In the space of just a few hours, Leo went from committing himself to seeking communion with the Orthodox to confronting the reality that some Orthodox are waging war on their fellow Christians.

Relations between Rome and Constantinople are excellent. Ecumenical Patriarch Bartholomew comes to Rome often, most recently for both the funeral of Pope Francis and the inaugural Mass of Pope Leo. But within its direct jurisdiction in Turkey, Constantinople has only a few thousand Christians. It remains historically and ecclesially important, but Russia is the dominant reality in global Orthodoxy. And the Russian Orthodox Church supports, with appeals to religion, the Russian military aggression in Ukraine, waged against Ukrainians who are mostly Orthodox themselves. (Catholics in Ukraine are about 10% of the population.)

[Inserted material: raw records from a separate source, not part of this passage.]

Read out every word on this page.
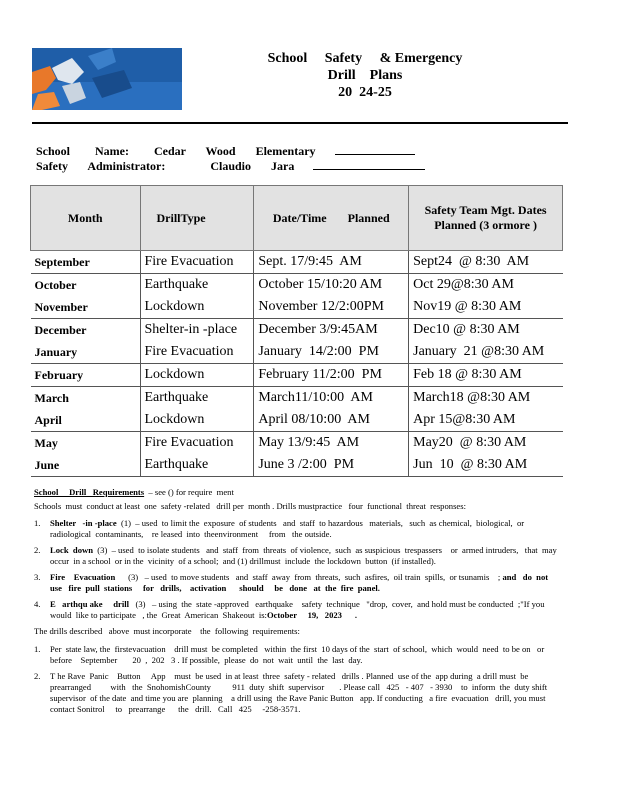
School     Safety     & Emergency
Drill    Plans
20  24-25
School     Name: Cedar    Wood    Elementary
Safety    Administrator:	Claudio    Jara
Month	DrillType	Date/Time       Planned	Safety Team Mgt. Dates Planned (3 ormore )
September	Fire Evacuation	Sept. 17/9:45  AM	Sept24  @ 8:30  AM
October	Earthquake	October 15/10:20 AM	Oct 29@8:30 AM
November	Lockdown	November 12/2:00PM	Nov19 @ 8:30 AM
December	Shelter-in -place	December 3/9:45AM	Dec10 @ 8:30 AM
January	Fire Evacuation	January  14/2:00  PM	January  21 @8:30 AM
February	Lockdown	February 11/2:00  PM	Feb 18 @ 8:30 AM
March	Earthquake	March11/10:00  AM	March18 @8:30 AM
April	Lockdown	April 08/10:00  AM	Apr 15@8:30 AM
May	Fire Evacuation	May 13/9:45  AM	May20  @ 8:30 AM
June	Earthquake	June 3 /2:00  PM	Jun  10  @ 8:30 AM

School     Drill   Requirements  – see () for require  ment

Schools  must  conduct at least  one  safety -related   drill per  month . Drills mustpractice   four  functional  threat  responses:

1.	Shelter   -in -place  (1)  – used  to limit the  exposure  of students   and  staff  to hazardous   materials,   such  as chemical,  biological,  or radiological  contaminants,    re leased  into  theenvironment     from   the outside.
2.	Lock  down  (3)  – used  to isolate students   and  staff  from  threats  of violence,  such  as suspicious  trespassers    or  armed intruders,   that  may occur  in a school  or in the  vicinity  of a school;  and (1) drillmust  include  the lockdown  button  (if installed).
3.	Fire    Evacuation      (3)   – used  to move students   and  staff  away  from  threats,  such  asfires,  oil train  spills,  or tsunamis    ; and   do  not  use   fire  pull  stations     for   drills,    activation      should     be   done   at  the  fire  panel.
4.	E   arthqu ake     drill   (3)   – using  the  state -approved   earthquake    safety  technique   "drop,  cover,  and hold must be conducted  ;"If you  would  like to participate   , the  Great  American  Shakeout  is:October     19,   2023      .

The drills described   above  must incorporate    the  following  requirements:

1.	Per  state law, the  firstevacuation    drill must  be completed   within  the first  10 days of the  start  of school,  which  would  need  to be on   or  before    September       20  ,  202   3 . If possible,  please  do  not  wait  until  the  last  day.
2.	T he Rave  Panic    Button     App    must  be used  in at least  three  safety - related   drills . Planned  use of the  app during  a drill must  be prearranged         with   the  SnohomishCounty          911  duty  shift  supervisor       . Please call   425   - 407   - 3930    to  inform  the  duty shift supervisor  of the date  and time you are  planning    a drill using  the Rave Panic Button   app. If conducting   a fire  evacuation   drill, you must contact Sonitrol     to   prearrange      the   drill.   Call   425     -258-3571.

That Patriarch Kirill of Moscow has aligned himself with Russian President Vladimir Putin’s war is well known. Underscoring the depth of that alignment, Ukraine in recent days suspended the citizenship of Metropolitan Onufrii, head of the Moscow-linked Ukrainian Orthodox Church, citing his Russian passport and ongoing ties to Kirill’s Russian Orthodox Church. Even Pope Francis — who put a high priority on good relations with Moscow, often to Ukraine’s frustration — warned Kirill against serving as “Putin’s altar boy.”

Ecumenical relations always require a willingness to look toward positive signs, no matter how slim, and away from even obvious obstacles. Yet rarely is that as manifest as it was on June 28. The “full visible communion” of which the Holy Father spoke is entirely impossible when the most populous Orthodox patriarchate in the world is guilty of sacrilege, blessing the slaughter of both Orthodox and Catholic Ukrainians for the cause of Russian imperialism. It is as great a scandal as any in the history of Christianity, that the “Third Rome,” as Moscow styles her own spiritual patrimony, is complicit in a brutal war against fellow Christians for political reasons.

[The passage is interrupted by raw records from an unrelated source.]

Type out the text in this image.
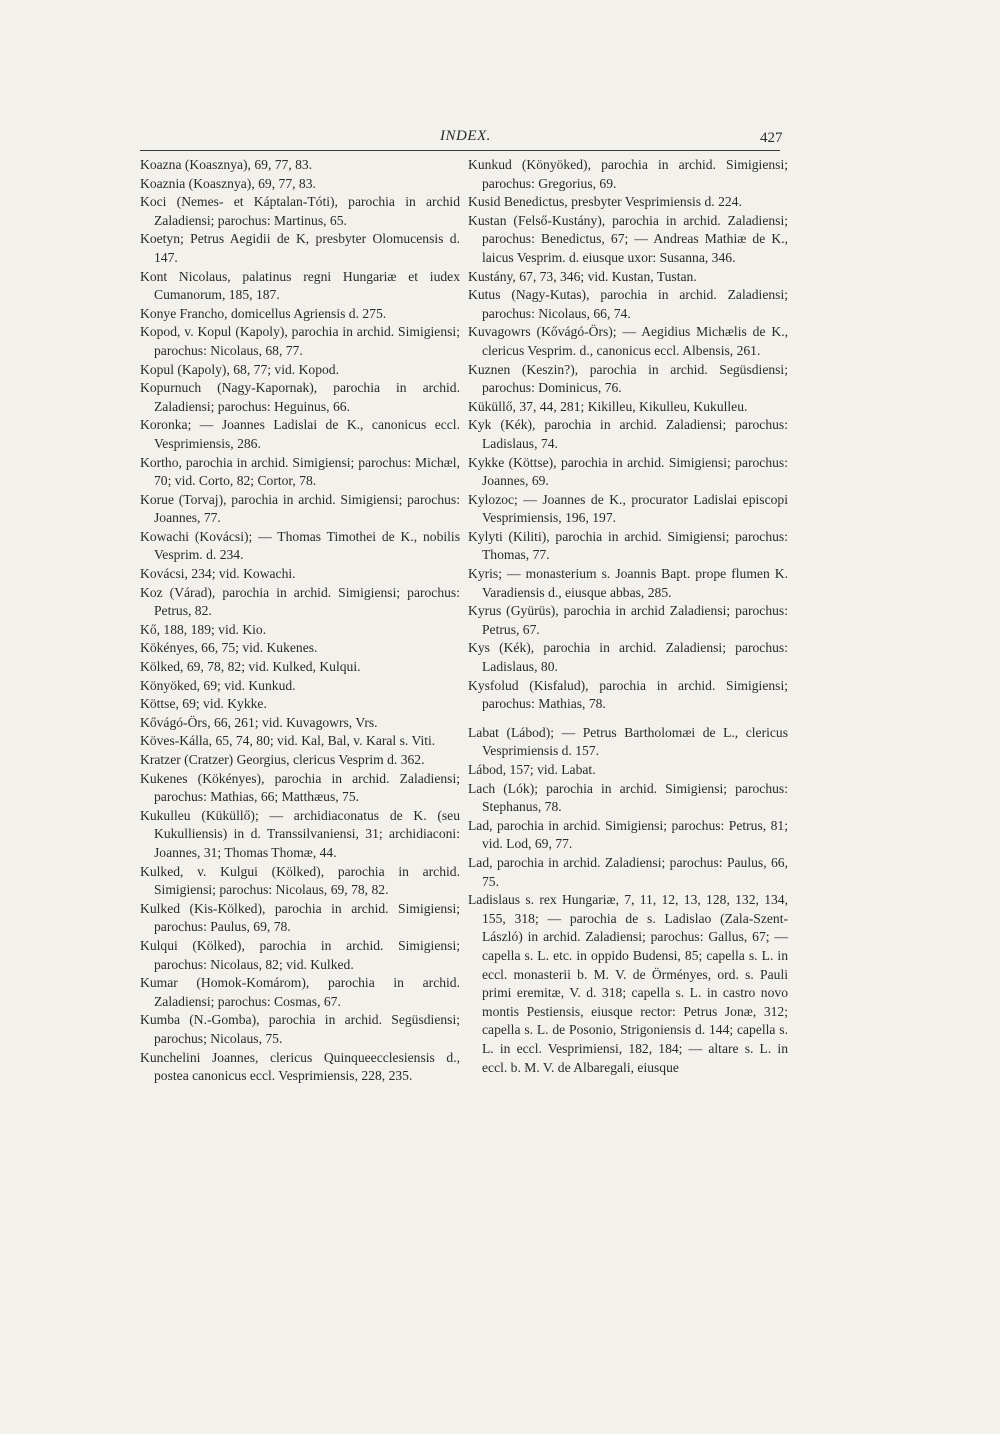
INDEX.	427

Koazna (Koasznya), 69, 77, 83.

Koaznia (Koasznya), 69, 77, 83.

Koci (Nemes- et Káptalan-Tóti), parochia in archid Zaladiensi; parochus: Martinus, 65.

Koetyn; Petrus Aegidii de K, presbyter Olomucensis d. 147.

Kont Nicolaus, palatinus regni Hungariæ et iudex Cumanorum, 185, 187.

Konye Francho, domicellus Agriensis d. 275.

Kopod, v. Kopul (Kapoly), parochia in archid. Simigiensi; parochus: Nicolaus, 68, 77.

Kopul (Kapoly), 68, 77; vid. Kopod.

Kopurnuch (Nagy-Kapornak), parochia in archid. Zaladiensi; parochus: Heguinus, 66.

Koronka; — Joannes Ladislai de K., canonicus eccl. Vesprimiensis, 286.

Kortho, parochia in archid. Simigiensi; parochus: Michæl, 70; vid. Corto, 82; Cortor, 78.

Korue (Torvaj), parochia in archid. Simigiensi; parochus: Joannes, 77.

Kowachi (Kovácsi); — Thomas Timothei de K., nobilis Vesprim. d. 234.

Kovácsi, 234; vid. Kowachi.

Koz (Várad), parochia in archid. Simigiensi; parochus: Petrus, 82.

Kő, 188, 189; vid. Kio.

Kökényes, 66, 75; vid. Kukenes.

Kölked, 69, 78, 82; vid. Kulked, Kulqui.

Könyöked, 69; vid. Kunkud.

Köttse, 69; vid. Kykke.

Kővágó-Örs, 66, 261; vid. Kuvagowrs, Vrs.

Köves-Kálla, 65, 74, 80; vid. Kal, Bal, v. Karal s. Viti.

Kratzer (Cratzer) Georgius, clericus Vesprim d. 362.

Kukenes (Kökényes), parochia in archid. Zaladiensi; parochus: Mathias, 66; Matthæus, 75.

Kukulleu (Küküllő); — archidiaconatus de K. (seu Kukulliensis) in d. Transsilvaniensi, 31; archidiaconi: Joannes, 31; Thomas Thomæ, 44.

Kulked, v. Kulgui (Kölked), parochia in archid. Simigiensi; parochus: Nicolaus, 69, 78, 82.

Kulked (Kis-Kölked), parochia in archid. Simigiensi; parochus: Paulus, 69, 78.

Kulqui (Kölked), parochia in archid. Simigiensi; parochus: Nicolaus, 82; vid. Kulked.

Kumar (Homok-Komárom), parochia in archid. Zaladiensi; parochus: Cosmas, 67.

Kumba (N.-Gomba), parochia in archid. Següsdiensi; parochus; Nicolaus, 75.

Kunchelini Joannes, clericus Quinqueecclesiensis d., postea canonicus eccl. Vesprimiensis, 228, 235.

Kunkud (Könyöked), parochia in archid. Simigiensi; parochus: Gregorius, 69.

Kusid Benedictus, presbyter Vesprimiensis d. 224.

Kustan (Felső-Kustány), parochia in archid. Zaladiensi; parochus: Benedictus, 67; — Andreas Mathiæ de K., laicus Vesprim. d. eiusque uxor: Susanna, 346.

Kustány, 67, 73, 346; vid. Kustan, Tustan.

Kutus (Nagy-Kutas), parochia in archid. Zaladiensi; parochus: Nicolaus, 66, 74.

Kuvagowrs (Kővágó-Örs); — Aegidius Michælis de K., clericus Vesprim. d., canonicus eccl. Albensis, 261.

Kuznen (Keszin?), parochia in archid. Següsdiensi; parochus: Dominicus, 76.

Küküllő, 37, 44, 281; Kikilleu, Kikulleu, Kukulleu.

Kyk (Kék), parochia in archid. Zaladiensi; parochus: Ladislaus, 74.

Kykke (Köttse), parochia in archid. Simigiensi; parochus: Joannes, 69.

Kylozoc; — Joannes de K., procurator Ladislai episcopi Vesprimiensis, 196, 197.

Kylyti (Kiliti), parochia in archid. Simigiensi; parochus: Thomas, 77.

Kyris; — monasterium s. Joannis Bapt. prope flumen K. Varadiensis d., eiusque abbas, 285.

Kyrus (Gyürüs), parochia in archid Zaladiensi; parochus: Petrus, 67.

Kys (Kék), parochia in archid. Zaladiensi; parochus: Ladislaus, 80.

Kysfolud (Kisfalud), parochia in archid. Simigiensi; parochus: Mathias, 78.

Labat (Lábod); — Petrus Bartholomæi de L., clericus Vesprimiensis d. 157.

Lábod, 157; vid. Labat.

Lach (Lók); parochia in archid. Simigiensi; parochus: Stephanus, 78.

Lad, parochia in archid. Simigiensi; parochus: Petrus, 81; vid. Lod, 69, 77.

Lad, parochia in archid. Zaladiensi; parochus: Paulus, 66, 75.

Ladislaus s. rex Hungariæ, 7, 11, 12, 13, 128, 132, 134, 155, 318; — parochia de s. Ladislao (Zala-Szent-László) in archid. Zaladiensi; parochus: Gallus, 67; — capella s. L. etc. in oppido Budensi, 85; capella s. L. in eccl. monasterii b. M. V. de Örményes, ord. s. Pauli primi eremitæ, V. d. 318; capella s. L. in castro novo montis Pestiensis, eiusque rector: Petrus Jonæ, 312; capella s. L. de Posonio, Strigoniensis d. 144; capella s. L. in eccl. Vesprimiensi, 182, 184; — altare s. L. in eccl. b. M. V. de Albaregali, eiusque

The corruption of Moscow is deep and dark. The wounds inflicted on Christian unity by Moscow are greater, in a sense, than during the Catholic-Protestant wars after the Reformation, as this is a war between Orthodox nations.

Constantinople has already recognized the independence of the Ukrainian Orthodox from Muscovite control, which led Moscow to break communion with Constantinople. Despite what desires remain in Rome for full communion, it is a complete impossibility when the two most important Orthodox patriarchates are not in communion with each other.